Supported Web technology: HTML5

Projected U.S. market share in 2011 (for iPhone): 17%
Projected worldwide market share in 2011 (for iPhone): 13%

Number of applications in the App Store: More than 300,000

2011 road map: Apple could not be reached for comment.

Windows Phone 7 OS:
Supported Web technology: Silverlight, and “Adobe and Microsoft have also announced their intent to bring Flash to Windows Phone 7,” said Ross Rubin, director of industry analysis at market research firm The NPD Group. Also, “In theory, [Silverlight] should be able to be implemented by the same [operating systems] that support Flash,” he added.

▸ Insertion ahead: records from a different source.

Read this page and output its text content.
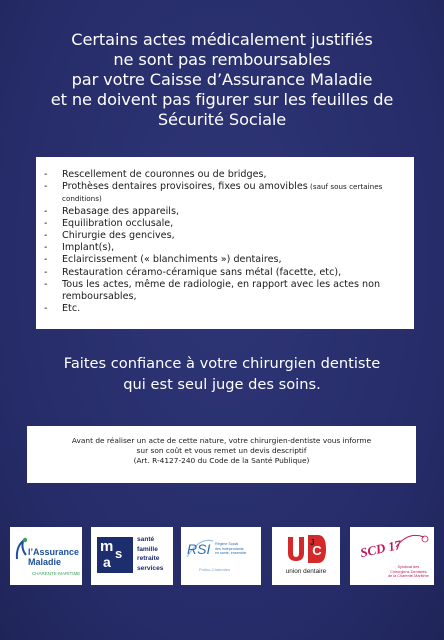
Certains actes médicalement justifiés
ne sont pas remboursables
par votre Caisse d’Assurance Maladie
et ne doivent pas figurer sur les feuilles de
Sécurité Sociale
- Rescellement de couronnes ou de bridges,
- Prothèses dentaires provisoires, fixes ou amovibles (sauf sous certaines
conditions)
- Rebasage des appareils,
- Equilibration occlusale,
- Chirurgie des gencives,
- Implant(s),
- Eclaircissement (« blanchiments ») dentaires,
- Restauration céramo-céramique sans métal (facette, etc),
- Tous les actes, même de radiologie, en rapport avec les actes non
remboursables,
- Etc.
Faites confiance à votre chirurgien dentiste
qui est seul juge des soins.
Avant de réaliser un acte de cette nature, votre chirurgien-dentiste vous informe
sur son coût et vous remet un devis descriptif
(Art. R-4127-240 du Code de la Santé Publique)
l’Assurance
Maladie
CHARENTE-MARITIME
m s
a
santé
famille
retraite
services
RSI Régime Social
des Indépendants
en santé, ensemble
Poitou-Charentes
C
J
union dentaire
SCD 17
Syndicat des
Chirurgiens-Dentistes
de la Charente-Maritime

Projected U.S. market share in 2011 (for 6.x and Phone 7): 14%
Projected worldwide market share in 2011 (for 6.x and Phone 7: 9%

Number of applications in Marketplace: Nearly 4,000

2011 road map: Developer payouts for application and game sales will be made available the fourth week of January. “This payout will include payment for all sales of Windows Phone 7 apps and games that occurred after the phones became available in October 2010 through the end of December 2010,” blogged Todd Brix, senior director for mobile platform services product management at Microsoft. No additional information on 2011 plans was given.